March is upon us and your favorite college basketball teams are preparing for the madness that is the NCAA tournament. Tennis players who may be putting aside their racket to catch a few games on television should also consider picking up a basketball themselves. The skills required to play basketball can improve your strength and agility on the tennis court, so why not grab a few friends for a pickup game? Whether you can swish a three-pointer or admittedly, always shoot airballs, here are some reasons to consider trading in your tennis shoes for high tops every so often.

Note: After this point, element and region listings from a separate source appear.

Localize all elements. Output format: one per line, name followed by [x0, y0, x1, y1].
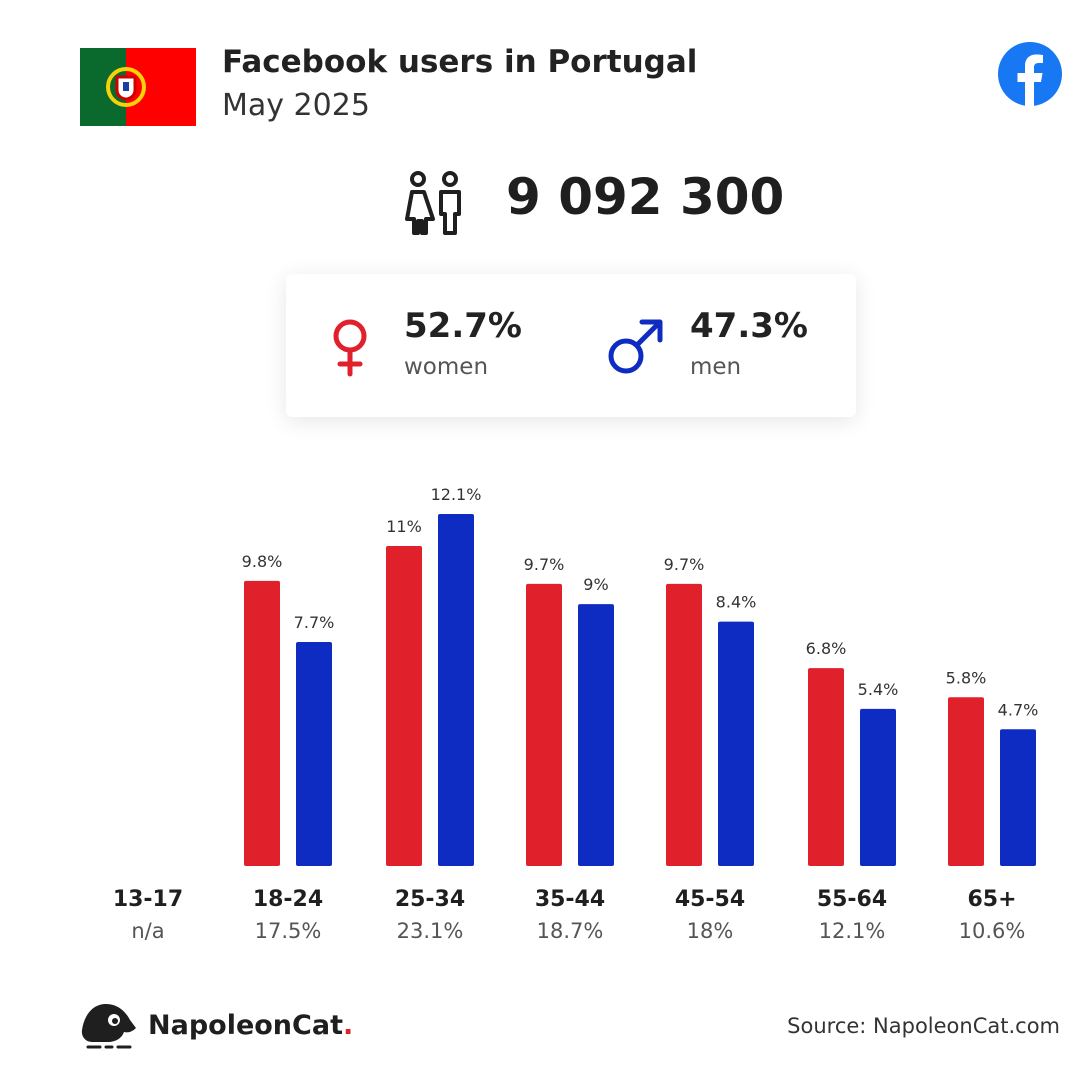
- napoleoncat-logo-icon: [81, 1004, 136, 1049]
- men-bar-45-54: [718, 621, 754, 866]
- age-group-total-55-64: 12.1%: [819, 919, 886, 943]
- men-value-label-18-24: 7.7%: [294, 613, 335, 632]
- age-group-label-35-44: 35-44: [535, 887, 605, 912]
- male-symbol-icon: [608, 319, 663, 374]
- women-bar-35-44: [526, 583, 562, 866]
- source-credit: Source: NapoleonCat.com: [787, 1014, 1060, 1038]
- women-value-label-35-44: 9.7%: [524, 555, 565, 574]
- age-group-total-25-34: 23.1%: [397, 919, 464, 943]
- men-bar-65+: [1000, 729, 1036, 866]
- men-bar-18-24: [296, 642, 332, 866]
- men-value-label-35-44: 9%: [583, 575, 608, 594]
- age-group-total-35-44: 18.7%: [537, 919, 604, 943]
- men-bar-35-44: [578, 604, 614, 866]
- brand-name: NapoleonCat.: [148, 1010, 353, 1041]
- portugal-flag-icon: [80, 48, 196, 126]
- women-label: women: [404, 354, 489, 380]
- men-bar-55-64: [860, 708, 896, 866]
- people-icon: [405, 171, 461, 235]
- men-value-label-55-64: 5.4%: [858, 680, 899, 699]
- women-bar-65+: [948, 697, 984, 866]
- page-subtitle: May 2025: [222, 88, 370, 123]
- women-bar-18-24: [244, 580, 280, 866]
- gender-split-card: 52.7% women 47.3% men: [286, 274, 856, 417]
- female-symbol-icon: [333, 319, 367, 377]
- women-value-label-65+: 5.8%: [946, 668, 987, 687]
- women-bar-45-54: [666, 583, 702, 866]
- age-group-total-18-24: 17.5%: [255, 919, 322, 943]
- men-percentage: 47.3%: [690, 306, 808, 346]
- women-value-label-45-54: 9.7%: [664, 555, 705, 574]
- age-group-label-65+: 65+: [967, 887, 1016, 912]
- total-users-value: 9 092 300: [506, 168, 785, 226]
- women-bar-25-34: [386, 546, 422, 866]
- women-value-label-55-64: 6.8%: [806, 639, 847, 658]
- facebook-icon: [998, 42, 1062, 106]
- men-value-label-65+: 4.7%: [998, 700, 1039, 719]
- women-value-label-25-34: 11%: [386, 517, 422, 536]
- age-group-total-13-17: n/a: [131, 919, 164, 943]
- age-group-label-45-54: 45-54: [675, 887, 745, 912]
- women-percentage: 52.7%: [404, 306, 522, 346]
- men-value-label-45-54: 8.4%: [716, 593, 757, 612]
- women-bar-55-64: [808, 668, 844, 866]
- page-title: Facebook users in Portugal: [222, 44, 698, 80]
- age-group-total-45-54: 18%: [687, 919, 734, 943]
- brand-dot: .: [342, 1010, 354, 1041]
- age-group-label-55-64: 55-64: [817, 887, 887, 912]
- men-bar-25-34: [438, 514, 474, 866]
- age-group-total-65+: 10.6%: [959, 919, 1026, 943]
- age-group-label-13-17: 13-17: [113, 887, 183, 912]
- men-value-label-25-34: 12.1%: [431, 485, 482, 504]
- age-group-label-18-24: 18-24: [253, 887, 323, 912]
- age-group-label-25-34: 25-34: [395, 887, 465, 912]
- men-label: men: [690, 354, 742, 380]
- age-gender-bar-chart: 13-17 n/a 9.8% 7.7% 18-24 17.5% 11% 12.1% 25-34 2…: [113, 485, 1039, 943]
- women-value-label-18-24: 9.8%: [242, 552, 283, 571]
- brand-text: NapoleonCat: [148, 1010, 343, 1041]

1. Extension and Follow Through
A proper groundstroke in tennis requires the player extend their arm through the shot after connecting with the ball. Likewise, a good basketball player will hold their follow through long after releasing the ball for a shot. In both instances, the follow through is a natural continuation of a long, relaxed motion that helps produce power and accuracy. Practicing a follow through on the basketball court can help you remember to hold your groundstroke follow through in your next tennis match.
2. Seeing the Court
No matter how good your strokes are, if you don’t understand strategy, you can’t win a tennis match. A good tennis player anticipates their opponent’s next move so that they can set up a winning play. In basketball, the point guard is often the player who sets up the strategy for each offensive play. Good point guards have the ability to “see the court” — that is, to be conscious of the movement and position of each of the other nine players on the court. In both basketball and tennis, awareness of opponents and teammates is one of the keys to victory. Play point guard in your next pickup game to practice your court awareness.

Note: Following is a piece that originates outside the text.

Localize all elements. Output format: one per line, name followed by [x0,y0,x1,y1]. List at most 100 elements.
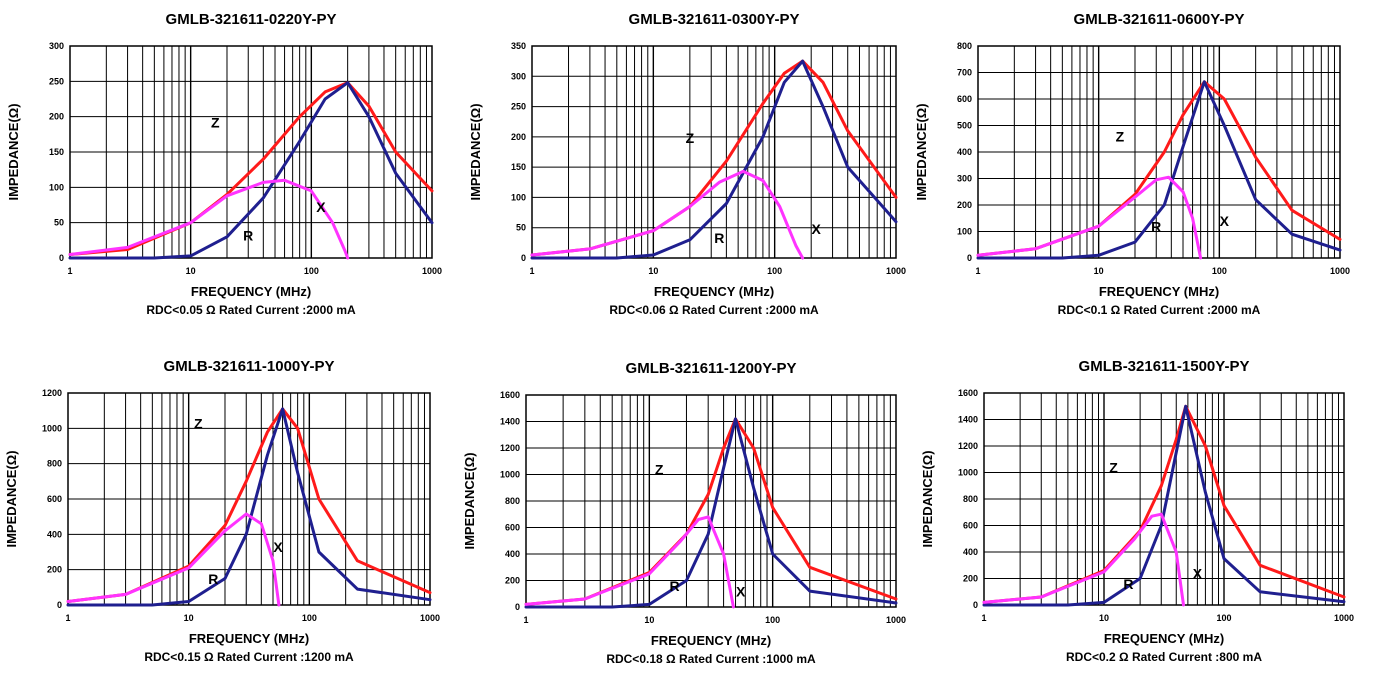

An athletic stance is necessary in any sport, but bending your knees in a basketball game can carry over to the tennis court. In basketball, stance is particularly important when playing defense. A strong defensive stance allows the player to move in any direction the offense goes and have quick hands to block shots or passes. We see a similar stance on the tennis court with the volley split-step. To play well at the net, a player must be able to move wherever their opponent hits the ball as well as bend their knees to get low balls. Perfecting your defensive stance in a basketball game can remind you to get low the next time you play at the net.
On the tennis court, players must transition quickly from offense to defense depending on their opponents’ shots. For example, a tennis player can hit an offensive, attacking shot to come into the net, but then be forced to transition to defense if their opponent hits a lob over their head. A defensive shot will typically be hit higher over the net to allow the player to get back into position. On the basketball court, teams also transition from offense to defense quickly and must either be prepared to push the ball up the court before the defense gets set, or run back to get into position before the offense can make a play. Being able to transition well from offense to defense, and vice versa, is a crucial skill in basketball and tennis.

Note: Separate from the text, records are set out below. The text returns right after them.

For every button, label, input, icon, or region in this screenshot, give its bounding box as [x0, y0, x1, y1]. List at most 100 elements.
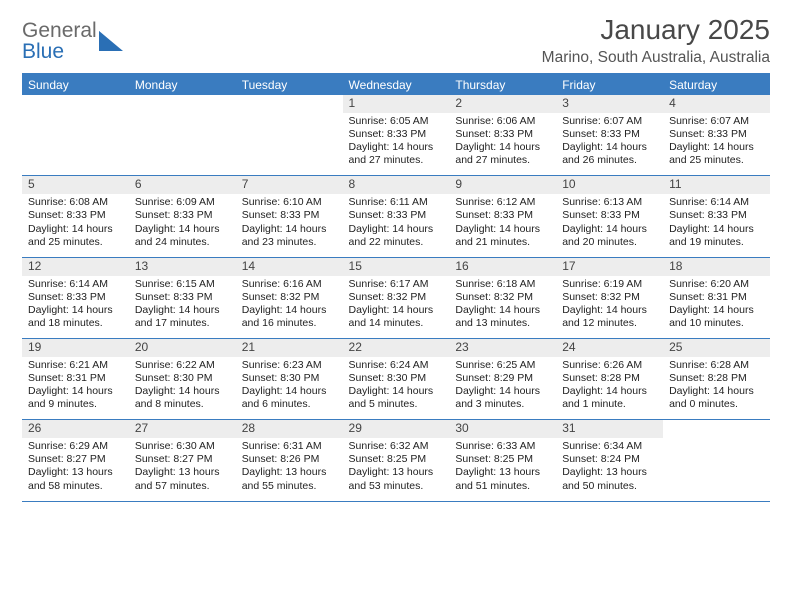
- calendar-row: 26Sunrise: 6:29 AMSunset: 8:27 PMDayligh…: [22, 420, 770, 500]
- calendar-cell: 1Sunrise: 6:05 AMSunset: 8:33 PMDaylight…: [343, 95, 450, 176]
- day-details: Sunrise: 6:10 AMSunset: 8:33 PMDaylight:…: [236, 194, 343, 257]
- logo-word-general: General: [22, 20, 97, 41]
- calendar-cell: 2Sunrise: 6:06 AMSunset: 8:33 PMDaylight…: [449, 95, 556, 176]
- calendar-cell: 6Sunrise: 6:09 AMSunset: 8:33 PMDaylight…: [129, 176, 236, 257]
- day-number: 31: [556, 420, 663, 438]
- calendar-cell: 23Sunrise: 6:25 AMSunset: 8:29 PMDayligh…: [449, 339, 556, 420]
- calendar-cell-empty: [22, 95, 129, 176]
- day-number: 3: [556, 95, 663, 113]
- calendar-page: General Blue January 2025 Marino, South …: [0, 0, 792, 612]
- day-number: 30: [449, 420, 556, 438]
- day-number: 7: [236, 176, 343, 194]
- day-number: 11: [663, 176, 770, 194]
- day-number-empty: [22, 95, 129, 111]
- day-details: Sunrise: 6:30 AMSunset: 8:27 PMDaylight:…: [129, 438, 236, 501]
- calendar-row: 19Sunrise: 6:21 AMSunset: 8:31 PMDayligh…: [22, 339, 770, 420]
- calendar-row: 1Sunrise: 6:05 AMSunset: 8:33 PMDaylight…: [22, 95, 770, 176]
- day-number: 2: [449, 95, 556, 113]
- day-details: Sunrise: 6:33 AMSunset: 8:25 PMDaylight:…: [449, 438, 556, 501]
- calendar-cell: 4Sunrise: 6:07 AMSunset: 8:33 PMDaylight…: [663, 95, 770, 176]
- calendar-cell: 8Sunrise: 6:11 AMSunset: 8:33 PMDaylight…: [343, 176, 450, 257]
- calendar-cell: 16Sunrise: 6:18 AMSunset: 8:32 PMDayligh…: [449, 258, 556, 339]
- day-details: Sunrise: 6:32 AMSunset: 8:25 PMDaylight:…: [343, 438, 450, 501]
- day-details: Sunrise: 6:34 AMSunset: 8:24 PMDaylight:…: [556, 438, 663, 501]
- calendar-cell: 28Sunrise: 6:31 AMSunset: 8:26 PMDayligh…: [236, 420, 343, 500]
- day-details: Sunrise: 6:07 AMSunset: 8:33 PMDaylight:…: [663, 113, 770, 176]
- day-details: Sunrise: 6:31 AMSunset: 8:26 PMDaylight:…: [236, 438, 343, 501]
- day-details: [129, 111, 236, 169]
- weekday-header: Friday: [556, 75, 663, 95]
- calendar-cell: 25Sunrise: 6:28 AMSunset: 8:28 PMDayligh…: [663, 339, 770, 420]
- day-details: Sunrise: 6:22 AMSunset: 8:30 PMDaylight:…: [129, 357, 236, 420]
- calendar-body: 1Sunrise: 6:05 AMSunset: 8:33 PMDaylight…: [22, 95, 770, 500]
- day-details: [22, 111, 129, 169]
- weekday-header: Thursday: [449, 75, 556, 95]
- day-number: 27: [129, 420, 236, 438]
- header: General Blue January 2025 Marino, South …: [22, 14, 770, 67]
- day-number: 15: [343, 258, 450, 276]
- day-details: [236, 111, 343, 169]
- day-number-empty: [663, 420, 770, 436]
- day-number: 5: [22, 176, 129, 194]
- day-number-empty: [236, 95, 343, 111]
- calendar-cell: 22Sunrise: 6:24 AMSunset: 8:30 PMDayligh…: [343, 339, 450, 420]
- day-details: Sunrise: 6:12 AMSunset: 8:33 PMDaylight:…: [449, 194, 556, 257]
- calendar-cell: 7Sunrise: 6:10 AMSunset: 8:33 PMDaylight…: [236, 176, 343, 257]
- day-number: 12: [22, 258, 129, 276]
- calendar-cell: 15Sunrise: 6:17 AMSunset: 8:32 PMDayligh…: [343, 258, 450, 339]
- calendar-cell: 13Sunrise: 6:15 AMSunset: 8:33 PMDayligh…: [129, 258, 236, 339]
- day-number: 14: [236, 258, 343, 276]
- day-number: 17: [556, 258, 663, 276]
- calendar-cell: 30Sunrise: 6:33 AMSunset: 8:25 PMDayligh…: [449, 420, 556, 500]
- day-number: 24: [556, 339, 663, 357]
- day-details: Sunrise: 6:17 AMSunset: 8:32 PMDaylight:…: [343, 276, 450, 339]
- calendar-cell: 26Sunrise: 6:29 AMSunset: 8:27 PMDayligh…: [22, 420, 129, 500]
- calendar-cell: 17Sunrise: 6:19 AMSunset: 8:32 PMDayligh…: [556, 258, 663, 339]
- day-details: Sunrise: 6:08 AMSunset: 8:33 PMDaylight:…: [22, 194, 129, 257]
- calendar-cell: 24Sunrise: 6:26 AMSunset: 8:28 PMDayligh…: [556, 339, 663, 420]
- calendar-cell: 29Sunrise: 6:32 AMSunset: 8:25 PMDayligh…: [343, 420, 450, 500]
- day-details: Sunrise: 6:21 AMSunset: 8:31 PMDaylight:…: [22, 357, 129, 420]
- day-details: Sunrise: 6:24 AMSunset: 8:30 PMDaylight:…: [343, 357, 450, 420]
- day-number: 22: [343, 339, 450, 357]
- day-details: Sunrise: 6:20 AMSunset: 8:31 PMDaylight:…: [663, 276, 770, 339]
- calendar-cell: 31Sunrise: 6:34 AMSunset: 8:24 PMDayligh…: [556, 420, 663, 500]
- day-details: Sunrise: 6:26 AMSunset: 8:28 PMDaylight:…: [556, 357, 663, 420]
- weekday-header: Sunday: [22, 75, 129, 95]
- day-number: 21: [236, 339, 343, 357]
- calendar-table: SundayMondayTuesdayWednesdayThursdayFrid…: [22, 75, 770, 500]
- day-details: Sunrise: 6:18 AMSunset: 8:32 PMDaylight:…: [449, 276, 556, 339]
- calendar-cell: 19Sunrise: 6:21 AMSunset: 8:31 PMDayligh…: [22, 339, 129, 420]
- day-number: 26: [22, 420, 129, 438]
- calendar-cell: 10Sunrise: 6:13 AMSunset: 8:33 PMDayligh…: [556, 176, 663, 257]
- weekday-header: Tuesday: [236, 75, 343, 95]
- day-number: 1: [343, 95, 450, 113]
- calendar-cell: 20Sunrise: 6:22 AMSunset: 8:30 PMDayligh…: [129, 339, 236, 420]
- weekday-row: SundayMondayTuesdayWednesdayThursdayFrid…: [22, 75, 770, 95]
- day-details: [663, 436, 770, 494]
- calendar-cell: 9Sunrise: 6:12 AMSunset: 8:33 PMDaylight…: [449, 176, 556, 257]
- weekday-header: Wednesday: [343, 75, 450, 95]
- calendar-cell: 27Sunrise: 6:30 AMSunset: 8:27 PMDayligh…: [129, 420, 236, 500]
- day-details: Sunrise: 6:07 AMSunset: 8:33 PMDaylight:…: [556, 113, 663, 176]
- day-details: Sunrise: 6:25 AMSunset: 8:29 PMDaylight:…: [449, 357, 556, 420]
- day-number: 10: [556, 176, 663, 194]
- day-details: Sunrise: 6:15 AMSunset: 8:33 PMDaylight:…: [129, 276, 236, 339]
- logo: General Blue: [22, 20, 123, 62]
- calendar-cell-empty: [236, 95, 343, 176]
- calendar-cell: 14Sunrise: 6:16 AMSunset: 8:32 PMDayligh…: [236, 258, 343, 339]
- day-details: Sunrise: 6:06 AMSunset: 8:33 PMDaylight:…: [449, 113, 556, 176]
- day-number: 4: [663, 95, 770, 113]
- calendar-cell-empty: [663, 420, 770, 500]
- day-number: 18: [663, 258, 770, 276]
- calendar-cell: 21Sunrise: 6:23 AMSunset: 8:30 PMDayligh…: [236, 339, 343, 420]
- weekday-header: Saturday: [663, 75, 770, 95]
- logo-triangle-icon: [99, 31, 123, 51]
- calendar-head: SundayMondayTuesdayWednesdayThursdayFrid…: [22, 75, 770, 95]
- day-number: 28: [236, 420, 343, 438]
- location: Marino, South Australia, Australia: [542, 49, 770, 67]
- day-details: Sunrise: 6:28 AMSunset: 8:28 PMDaylight:…: [663, 357, 770, 420]
- day-details: Sunrise: 6:11 AMSunset: 8:33 PMDaylight:…: [343, 194, 450, 257]
- calendar-cell: 11Sunrise: 6:14 AMSunset: 8:33 PMDayligh…: [663, 176, 770, 257]
- day-details: Sunrise: 6:14 AMSunset: 8:33 PMDaylight:…: [663, 194, 770, 257]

Has your tennis coach ever told you that he wants to hear your shoes squeak on the court? Basketball players have probably heard the same thing from their coaches. Basketball players need to have have quick, short steps and be able to sidestep in order to follow a defender. They also must be able to explode into a sprint at any time. Similarly, tennis players have to be quick on their feet in order to chase down a ball and then be able to sidestep to get back into position. Head to the basketball court for the best footwork drill out there!